Time may not have run out for Kirk Bloodsworth, who was wrongfully convicted of rape and murder and spent 9 years in prison, two of which he faced execution. DNA evidence exonerated him. But time is running out for "Bloodsworth: An Innocent Man," Gregory Bayne's documentary portrait of the man (pictured) and his story of criminal injustice: If the project doesn't raise another $3,000 on Kickstarter by 5pm today, it will lose the $22,000 it has already raised.

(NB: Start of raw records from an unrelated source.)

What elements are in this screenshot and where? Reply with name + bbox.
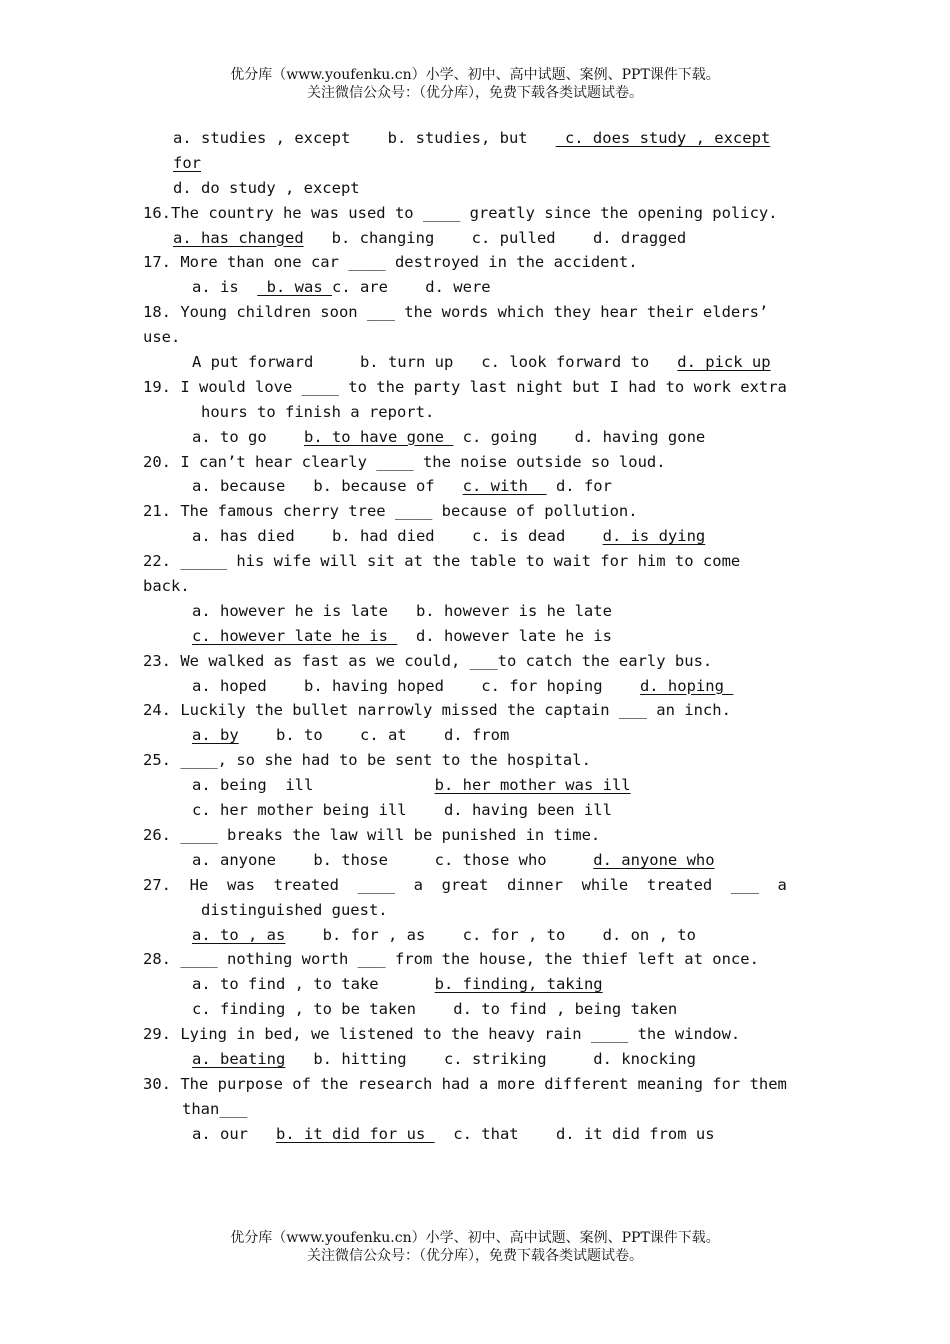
footer-line-1: 优分库（www.youfenku.cn）小学、初中、高中试题、案例、PPT课件下载。 <box>230 1230 720 1246</box>
text-segment: distinguished guest. <box>201 900 388 919</box>
text-segment: than___ <box>182 1099 248 1118</box>
text-line <box>143 1022 823 1047</box>
text-segment: a. anyone b. those c. those who <box>192 850 594 869</box>
text-line <box>143 201 823 226</box>
underlined-answer: b. it did for us <box>276 1124 435 1143</box>
text-line <box>143 947 823 972</box>
text-line <box>143 151 823 176</box>
underlined-answer: b. her mother was ill <box>434 776 631 795</box>
text-line <box>143 275 823 300</box>
question-list <box>143 126 823 1147</box>
text-segment: use. <box>143 328 181 347</box>
text-line <box>143 599 823 624</box>
text-line <box>143 126 823 151</box>
text-segment: a. because b. because of <box>192 477 463 496</box>
text-segment: c. that d. it did from us <box>434 1124 715 1143</box>
text-line <box>143 997 823 1022</box>
text-segment: 26. ____ breaks the law will be punished in time. <box>143 825 601 844</box>
text-line <box>143 972 823 997</box>
underlined-answer: for <box>173 153 201 172</box>
underlined-answer: b. to have gone <box>303 427 454 446</box>
text-segment: c. finding , to be taken d. to find , being taken <box>192 1000 678 1019</box>
text-segment: 18. Young children soon ___ the words which they hear their elders’ <box>143 303 769 322</box>
text-line <box>143 400 823 425</box>
text-segment: 17. More than one car ____ destroyed in the accident. <box>143 253 638 272</box>
text-segment: 24. Luckily the bullet narrowly missed the captain ___ an inch. <box>143 701 731 720</box>
text-segment: c. are d. were <box>331 278 491 297</box>
underlined-answer: b. was <box>257 278 332 297</box>
text-segment: 28. ____ nothing worth ___ from the house, the thief left at once. <box>143 950 759 969</box>
underlined-answer: a. by <box>192 726 239 745</box>
text-segment: 27. He was treated ____ a great dinner while treated ___ a <box>143 875 787 894</box>
page-header <box>0 66 950 102</box>
text-line <box>143 1047 823 1072</box>
text-line <box>143 649 823 674</box>
text-line <box>143 698 823 723</box>
text-segment: a. being ill <box>192 776 435 795</box>
text-segment: a. to go <box>192 427 304 446</box>
text-segment: b. hitting c. striking d. knocking <box>285 1049 696 1068</box>
underlined-answer: d. is dying <box>602 527 706 546</box>
text-line <box>143 1097 823 1122</box>
text-segment: A put forward b. turn up c. look forward to <box>192 353 678 372</box>
text-line <box>143 1122 823 1147</box>
text-segment: hours to finish a report. <box>201 402 435 421</box>
text-line <box>143 450 823 475</box>
text-segment: b. changing c. pulled d. dragged <box>303 228 687 247</box>
text-segment: d. for <box>546 477 612 496</box>
text-line <box>143 176 823 201</box>
text-line <box>143 848 823 873</box>
text-segment: a. hoped b. having hoped c. for hoping <box>192 676 640 695</box>
text-segment: 22. _____ his wife will sit at the table to wait for him to come <box>143 552 741 571</box>
text-segment: a. to find , to take <box>192 975 435 994</box>
text-segment: a. has died b. had died c. is dead <box>192 527 603 546</box>
text-line <box>143 524 823 549</box>
text-segment: 23. We walked as fast as we could, ___to catch the early bus. <box>143 651 713 670</box>
text-segment: d. however late he is <box>397 626 612 645</box>
text-line <box>143 873 823 898</box>
text-segment: 20. I can’t hear clearly ____ the noise outside so loud. <box>143 452 666 471</box>
text-segment: c. her mother being ill d. having been ill <box>192 801 612 820</box>
text-line <box>143 474 823 499</box>
text-line <box>143 624 823 649</box>
footer-line-2: 关注微信公众号：（优分库），免费下载各类试题试卷。 <box>307 1248 643 1264</box>
text-segment: a. however he is late b. however is he late <box>192 601 612 620</box>
text-line <box>143 1072 823 1097</box>
text-line <box>143 250 823 275</box>
text-segment: a. our <box>192 1124 276 1143</box>
text-segment: b. to c. at d. from <box>238 726 510 745</box>
header-line-1: 优分库（www.youfenku.cn）小学、初中、高中试题、案例、PPT课件下载。 <box>230 67 720 83</box>
text-line <box>143 375 823 400</box>
text-line <box>143 350 823 375</box>
text-line <box>143 325 823 350</box>
underlined-answer: a. has changed <box>173 228 304 247</box>
underlined-answer: c. does study , except <box>555 129 771 147</box>
text-segment: 21. The famous cherry tree ____ because of pollution. <box>143 502 638 521</box>
text-line <box>143 300 823 325</box>
text-line <box>143 574 823 599</box>
text-line <box>143 798 823 823</box>
text-segment: a. studies , except b. studies, but <box>173 129 556 147</box>
text-segment: 19. I would love ____ to the party last night but I had to work extra <box>143 377 787 396</box>
underlined-answer: a. beating <box>192 1049 286 1068</box>
text-segment: back. <box>143 577 190 596</box>
underlined-answer: d. pick up <box>677 353 771 372</box>
text-segment: c. going d. having gone <box>453 427 706 446</box>
text-segment: a. is <box>192 278 258 297</box>
text-line <box>143 723 823 748</box>
header-line-2: 关注微信公众号：（优分库），免费下载各类试题试卷。 <box>307 85 643 101</box>
text-line <box>143 674 823 699</box>
text-segment: 16.The country he was used to ____ greatly since the opening policy. <box>143 203 778 222</box>
underlined-answer: d. hoping <box>639 676 734 695</box>
text-line <box>143 748 823 773</box>
text-line <box>143 823 823 848</box>
underlined-answer: a. to , as <box>192 925 286 944</box>
underlined-answer: c. however late he is <box>192 626 398 645</box>
page-footer <box>0 1229 950 1265</box>
text-line <box>143 226 823 251</box>
text-segment: 30. The purpose of the research had a more different meaning for them <box>143 1074 787 1093</box>
text-segment: 29. Lying in bed, we listened to the heavy rain ____ the window. <box>143 1025 741 1044</box>
text-line <box>143 898 823 923</box>
text-line <box>143 923 823 948</box>
text-line <box>143 773 823 798</box>
text-segment: b. for , as c. for , to d. on , to <box>285 925 696 944</box>
text-line <box>143 425 823 450</box>
text-segment: d. do study , except <box>173 178 360 197</box>
text-line <box>143 499 823 524</box>
text-line <box>143 549 823 574</box>
text-segment: 25. ____, so she had to be sent to the hospital. <box>143 751 591 770</box>
underlined-answer: c. with <box>462 477 547 496</box>
underlined-answer: d. anyone who <box>593 850 715 869</box>
underlined-answer: b. finding, taking <box>434 975 603 994</box>
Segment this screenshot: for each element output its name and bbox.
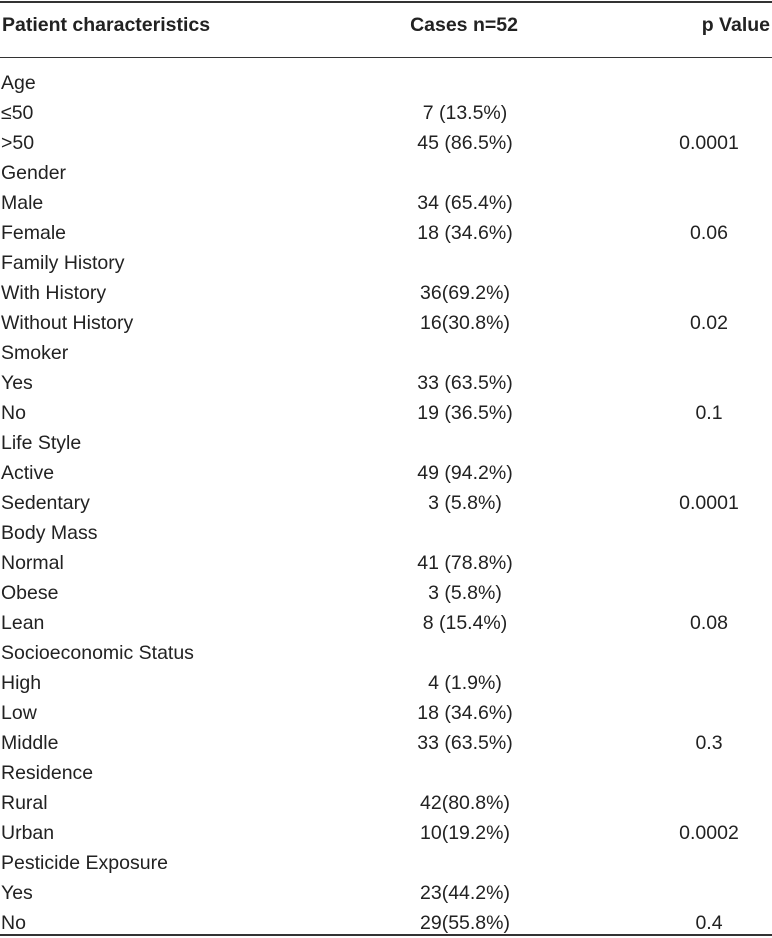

"I would like this film to be a standard bearer of what it's like to be a person who has been wrongfully convicted in the United States," says Bloodsworth. "The death penalty is an atrocious monster that eats people up indiscriminately."
It's been a strong year for documentaries taking issue with America's inadequate criminal justice system and the dangers of capital punishment.
There has been Joe Bailey, Jr. and Steve Mims's "Incendiary" which I've written about previously on this blog, as well as Werner Herzog's new film "Into the Abyss" and Joe Berlinger and Bruce Sinofsky's final "Paradise Lost" documentary, which eventually helped contribute to the vindication of Damien Echols from death row, who along with Jason Baldwin and Jessie Misskelley Jr.-- a.k.a. "the West Memphis Three" -- were wrongly convicted of murder.
And now comes word that Peter Jackson has also finished a doc on the West Memphis Three. “It is our hope that this film will help educate people about how badly the justice system can fail us all," Echols said in a press release. "But beyond that, we want to show that in the face of such horror, in the face of resounding grief and pain, you cannot give up. You must never give up.”
As Bloodsworth says in a video on the project's Kickstarter site: "Stand up for who you are and what you want."